Sadly many people have few or no friends. Those who have friends are happier and find meaning in their lives

The saints are men and women who have many friends. We may ask why this is the case? The life of Blessed John Henry Newman (1801-1890) gives us some reasons for their abundant friendships.

During his long-life Newman exercised the natural and supernatural virtues that give life to friendship. His friendships arose naturally out of common interests. One of his first good friends was John William Bowden, a student one year his senior whom he met at Oriel College, Oxford on his first day at the university. One of their interests was journalism and writing plays which they did together.
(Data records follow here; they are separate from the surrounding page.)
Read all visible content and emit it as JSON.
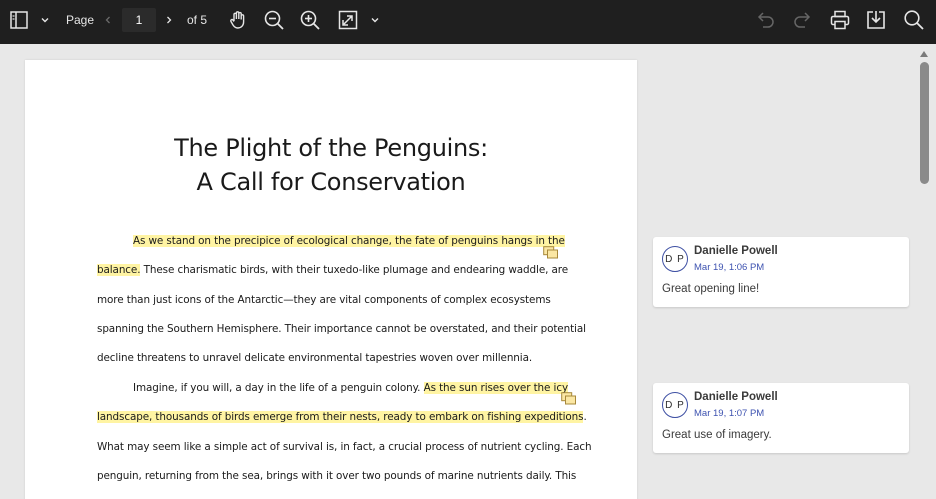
{
  "toolbar": {
    "page_label": "Page",
    "page_value": "1",
    "page_total": "of 5"
  },
  "document": {
    "title_line1": "The Plight of the Penguins:",
    "title_line2": "A Call for Conservation",
    "lines": [
      {
        "segments": [
          {
            "text": "As we stand on the precipice of ecological change, the fate of penguins hangs in the",
            "highlight": true
          }
        ],
        "indent": true
      },
      {
        "segments": [
          {
            "text": "balance.",
            "highlight": true
          },
          {
            "text": " These charismatic birds, with their tuxedo-like plumage and endearing waddle, are",
            "highlight": false
          }
        ],
        "indent": false
      },
      {
        "segments": [
          {
            "text": "more than just icons of the Antarctic—they are vital components of complex ecosystems",
            "highlight": false
          }
        ],
        "indent": false
      },
      {
        "segments": [
          {
            "text": "spanning the Southern Hemisphere. Their importance cannot be overstated, and their potential",
            "highlight": false
          }
        ],
        "indent": false
      },
      {
        "segments": [
          {
            "text": "decline threatens to unravel delicate environmental tapestries woven over millennia.",
            "highlight": false
          }
        ],
        "indent": false
      },
      {
        "segments": [
          {
            "text": "Imagine, if you will, a day in the life of a penguin colony. ",
            "highlight": false
          },
          {
            "text": "As the sun rises over the icy",
            "highlight": true
          }
        ],
        "indent": true
      },
      {
        "segments": [
          {
            "text": "landscape, thousands of birds emerge from their nests, ready to embark on fishing expeditions",
            "highlight": true
          },
          {
            "text": ".",
            "highlight": false
          }
        ],
        "indent": false
      },
      {
        "segments": [
          {
            "text": "What may seem like a simple act of survival is, in fact, a crucial process of nutrient cycling. Each",
            "highlight": false
          }
        ],
        "indent": false
      },
      {
        "segments": [
          {
            "text": "penguin, returning from the sea, brings with it over two pounds of marine nutrients daily. This",
            "highlight": false
          }
        ],
        "indent": false
      }
    ]
  },
  "comments": [
    {
      "initials": "D P",
      "author": "Danielle Powell",
      "time": "Mar 19, 1:06 PM",
      "text": "Great opening line!"
    },
    {
      "initials": "D P",
      "author": "Danielle Powell",
      "time": "Mar 19, 1:07 PM",
      "text": "Great use of imagery."
    }
  ],
  "icons": {
    "sidebar": "sidebar-toggle-icon",
    "pan": "hand-icon",
    "zoom_out": "zoom-out-icon",
    "zoom_in": "zoom-in-icon",
    "fit": "fit-page-icon",
    "undo": "undo-icon",
    "redo": "redo-icon",
    "print": "print-icon",
    "download": "download-icon",
    "search": "search-icon"
  },
  "colors": {
    "toolbar_bg": "#1f1f1f",
    "highlight": "#fff4a3",
    "accent": "#3d52b0"
  }
}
Shared spiritual and religious concerns led him to develop friendship with Richard Hurrell Froude, another Oxford student, and through the latter with John Keble, a former student and professor of poetry at Oxford. It was with them and a few other men that he started the Oxford Movement in 1833. Through his tireless work in this renewal movement Newman made many new friends.

Friends learn from each other because this is the nature of friendship; personal growth is never one-sided. Froude, a High Church Anglican was one of the men the most challenged Newman’s misunderstandings about Catholicism and the Middle Ages. From Keble, Newman learned about the depth and beauty of the liturgical seasons and feasts of the year.

Often friendship begins with acts of service rendered by a person to another. In these acts of service we discover and share in the goodness of others. Newman’s students and his readers turned to Newman to ask him questions about theology or practical advice. They sought encouragement in difficult times and consolation in bereavement.

Friendship often develops over time and good friendships withstand the test of time. This was the case with many of Newman’s friends. Frederick Rogers, later Lord Blanchford is an example of this. Newman was his tutor at Oxford, and the teacher and student became friends. After Newman became Roman Catholic, he and Rogers did not see each other for some time, but they still corresponded, and many years later we see Rogers and some other Anglican friends gifting Newman with a carriage.

Newman had passion for truth which enabled him to be sincere with himself and friends about his religious beliefs. He pursued religious truth even though this sometimes meant painful discussions with friends and even separation from them. Out of loyalty friendships endure differences of opinion and beliefs even in important matters, and are rekindled when for different reasons these have led to separation. Towards the end of his life Newman and some of his former Anglican friends were able to re-establish their friendships.

As much as all of the above is important in friendship there is another element which is very important and characteristic of friendship: affection. Everyone yearns for affection, but not everyone can give it and receive it. Newman was affectionate with his friends. His affection was displayed in kind gestures and words. He won people over by his way of treating them which was ultimately rooted in charity, the love which the Holy Spirit pours into our hearts. Newman expressed this affectionate way of relating to friends with the Latin words cor ad cor loquitur (the heart speaks to heart).

Newman admired St. John Chrysostom, who had good friends, and once wrote: “A friend is more to be longed for than the light; I speak of a genuine one. And wonder not: for it were better for us that sun should be extinguished, than that we should be deprived of friends; better to live in darkness, than to be without friends.”

There is much more that Newman teaches us about friendship. In my recent book Holiness in a Secular Age, the Witness of Cardinal Newman (Scepter Publishers, 2017) I offer some other details of Newman’s rich friendships. But in sum, John Henry Newman reminds us of the need for friendship, and that it is based on common interests, grows gradually, and requires virtue – especially charity.